LA RESPUESTA INSTITUCIONAL: CARTA ENVIADA, PUERTA CERRADA
El 13 de abril de 2026, la defensa técnica del procesado —el abogado Marko Castillo— cursó un requerimiento urgente a la Presidencia de la Corte Superior, exigiendo ordene a su oficina de imagen y prensa el retiro inmediato de la publicación, rectificación pública y la identificación de los responsables. El escrito invocó la Constitución, la Convención Americana sobre Derechos Humanos, la Convención sobre los Derechos del Niño y jurisprudencia de la Corte Interamericana de Derechos Humanos.
La respuesta llegó el 23 de abril, firmada por la Secretaria Administrativa de Presidencia.

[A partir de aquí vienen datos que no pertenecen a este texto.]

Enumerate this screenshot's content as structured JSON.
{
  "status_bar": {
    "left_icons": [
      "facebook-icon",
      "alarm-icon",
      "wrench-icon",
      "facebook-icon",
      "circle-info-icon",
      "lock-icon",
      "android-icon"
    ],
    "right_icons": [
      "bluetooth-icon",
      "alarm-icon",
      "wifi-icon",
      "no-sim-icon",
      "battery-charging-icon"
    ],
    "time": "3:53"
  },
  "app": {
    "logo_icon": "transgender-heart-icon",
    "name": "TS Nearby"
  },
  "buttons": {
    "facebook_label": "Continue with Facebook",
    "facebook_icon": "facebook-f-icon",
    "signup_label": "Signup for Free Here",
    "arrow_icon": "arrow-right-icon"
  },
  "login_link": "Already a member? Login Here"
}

En síntesis: el Asesor de Corte concluyó que “la publicación no estaría trasgrediendo ninguna norma” y que “no corresponde el retiro de la publicación solicitada”.
Lo que el informe omitió deliberadamente es que la propia Casación 3217-2022-Ica que citó como sustento establece que el único límite a la publicidad es precisamente cuando están involucrados menores víctimas de violación sexual —exactamente el supuesto del caso de autos— y que la anonimía de datos personales es obligatoria en esos supuestos. La Asesoría Legal citó la norma que le era contraria y extrajo de ella la conclusión opuesta.

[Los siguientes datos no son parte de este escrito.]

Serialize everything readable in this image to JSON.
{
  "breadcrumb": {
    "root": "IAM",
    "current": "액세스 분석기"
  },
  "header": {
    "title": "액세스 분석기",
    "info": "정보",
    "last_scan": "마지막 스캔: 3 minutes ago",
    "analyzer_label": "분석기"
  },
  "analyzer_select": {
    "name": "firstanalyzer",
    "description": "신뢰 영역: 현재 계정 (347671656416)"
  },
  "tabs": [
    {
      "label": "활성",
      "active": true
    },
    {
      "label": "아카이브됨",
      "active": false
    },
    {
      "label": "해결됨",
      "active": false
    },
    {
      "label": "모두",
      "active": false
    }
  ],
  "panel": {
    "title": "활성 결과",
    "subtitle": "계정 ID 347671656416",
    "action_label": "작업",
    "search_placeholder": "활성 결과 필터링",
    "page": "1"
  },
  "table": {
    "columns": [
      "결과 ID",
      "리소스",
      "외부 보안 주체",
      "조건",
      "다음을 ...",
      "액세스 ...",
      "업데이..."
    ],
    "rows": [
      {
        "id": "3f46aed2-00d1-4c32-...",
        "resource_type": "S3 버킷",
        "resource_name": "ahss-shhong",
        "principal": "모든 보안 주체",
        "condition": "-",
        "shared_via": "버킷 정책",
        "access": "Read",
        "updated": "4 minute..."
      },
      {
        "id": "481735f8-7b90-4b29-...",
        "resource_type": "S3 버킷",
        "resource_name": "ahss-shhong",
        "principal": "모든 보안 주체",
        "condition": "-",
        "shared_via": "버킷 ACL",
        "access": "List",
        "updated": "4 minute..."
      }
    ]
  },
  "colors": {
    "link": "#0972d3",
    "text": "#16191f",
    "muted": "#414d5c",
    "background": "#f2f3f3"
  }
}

En Ucayali —donde todos se conocen, donde la reputación de una familia viaja de mercado en mercado, de puerto en puerto, de barrio en barrio antes de que acabe el día— ese tipo de exposición pública no tiene remedio.

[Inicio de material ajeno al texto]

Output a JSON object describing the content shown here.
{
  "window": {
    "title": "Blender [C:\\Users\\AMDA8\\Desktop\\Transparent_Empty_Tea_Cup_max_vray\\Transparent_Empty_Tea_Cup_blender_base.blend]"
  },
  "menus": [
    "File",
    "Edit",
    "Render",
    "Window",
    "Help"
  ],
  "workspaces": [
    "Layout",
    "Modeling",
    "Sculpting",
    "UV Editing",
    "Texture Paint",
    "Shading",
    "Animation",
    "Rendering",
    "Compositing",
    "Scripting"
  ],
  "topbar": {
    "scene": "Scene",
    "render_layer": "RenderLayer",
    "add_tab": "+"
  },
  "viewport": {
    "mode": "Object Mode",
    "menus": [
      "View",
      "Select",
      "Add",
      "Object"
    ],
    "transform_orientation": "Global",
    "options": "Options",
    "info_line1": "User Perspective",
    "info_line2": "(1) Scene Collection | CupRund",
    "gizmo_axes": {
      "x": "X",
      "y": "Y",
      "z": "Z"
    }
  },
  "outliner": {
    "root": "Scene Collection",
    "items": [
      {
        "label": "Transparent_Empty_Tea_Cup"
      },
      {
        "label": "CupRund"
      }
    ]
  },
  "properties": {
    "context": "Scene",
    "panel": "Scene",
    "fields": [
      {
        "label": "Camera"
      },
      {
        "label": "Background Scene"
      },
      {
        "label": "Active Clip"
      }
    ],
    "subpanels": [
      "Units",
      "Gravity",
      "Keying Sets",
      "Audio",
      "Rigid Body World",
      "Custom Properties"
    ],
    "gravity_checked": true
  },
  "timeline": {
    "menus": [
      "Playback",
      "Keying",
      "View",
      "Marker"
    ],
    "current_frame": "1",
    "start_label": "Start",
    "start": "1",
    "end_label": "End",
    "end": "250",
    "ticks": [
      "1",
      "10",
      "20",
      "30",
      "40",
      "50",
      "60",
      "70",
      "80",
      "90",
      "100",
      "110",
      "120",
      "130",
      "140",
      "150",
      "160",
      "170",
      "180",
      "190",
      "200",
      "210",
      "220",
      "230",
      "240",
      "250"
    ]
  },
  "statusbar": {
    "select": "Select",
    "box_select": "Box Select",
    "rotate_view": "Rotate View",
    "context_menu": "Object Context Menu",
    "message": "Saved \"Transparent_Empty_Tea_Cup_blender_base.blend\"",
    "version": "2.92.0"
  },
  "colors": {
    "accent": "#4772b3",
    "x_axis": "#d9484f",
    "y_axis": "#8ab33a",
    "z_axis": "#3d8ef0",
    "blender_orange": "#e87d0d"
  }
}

LO QUE LA SENTENCIA NO CUENTA: GRIETAS EN EL FALLO
El primer episodio incriminado desafía la biología y el sentido común
El relato que sustenta la condena describe que la menor —de entre 7 y 8 años según las distintas versiones del propio expediente— perdió el conocimiento de manera repentina en el consultorio del acusado y, al despertar, constató signos de agresión sexual. La sentencia asume este relato como verosímil sin que ningún perito haya acreditado la administración de sustancia sedante alguna. No existe análisis toxicológico. No existe pericia farmacológica. No hay evidencia científica de la sustancia que habría producido la pérdida de conciencia.
Pero hay algo más que los magistrados no se preguntaron, y que cualquier médico o enfermera de la región respondería sin dudar: una niña de 7 u 8 años que sufre una agresión sexual de esa magnitud mientras está inconsciente no se levanta, se baña y sigue con su día. El cuerpo humano a esa edad —huesos en formación, tejidos en pleno desarrollo, sistema nervioso inmaduro— respondería a ese nivel de trauma con una crisis física de tal intensidad que habría requerido, con altísima probabilidad, atención médica de emergencia: hemorragia, shock, desgarro de tejidos, fiebre severa.
“No existe en la medicina un mecanismo por el cual una agresión sexual de penetración sobre una niña de esa edad pase inadvertida para su propio cuerpo hasta el punto de que un simple baño disuelva el dolor y la crisis. Eso no es amnesia del trauma —eso contradice las leyes básicas de la fisiología humana.”
La sentencia no convocó a un médico pediatra ni a un especialista en medicina forense infantil que explicara si el relato era siquiera físicamente posible. Validó la versión tal como fue narrada, sin someterla al filtro más elemental: el de la realidad biológica del cuerpo de una niña.
La edad de la víctima —el dato que define la cadena perpetua— nunca fue establecida con certeza
La propia sentencia reconoce que el relato de la agraviada ubica el inicio de los hechos indistintamente a los 7, 8, o en versiones posteriores hasta los 13 o 14 años. El Certificado Médico Legal consigna los hechos hasta los 11 años. La imputación fija el período entre 8 y 10 años. Cuatro versiones temporales distintas, ninguna conciliada. La Sala las descarta con una sola oración: “esta incoherencia tampoco puede tachar la declaración de la agraviada”.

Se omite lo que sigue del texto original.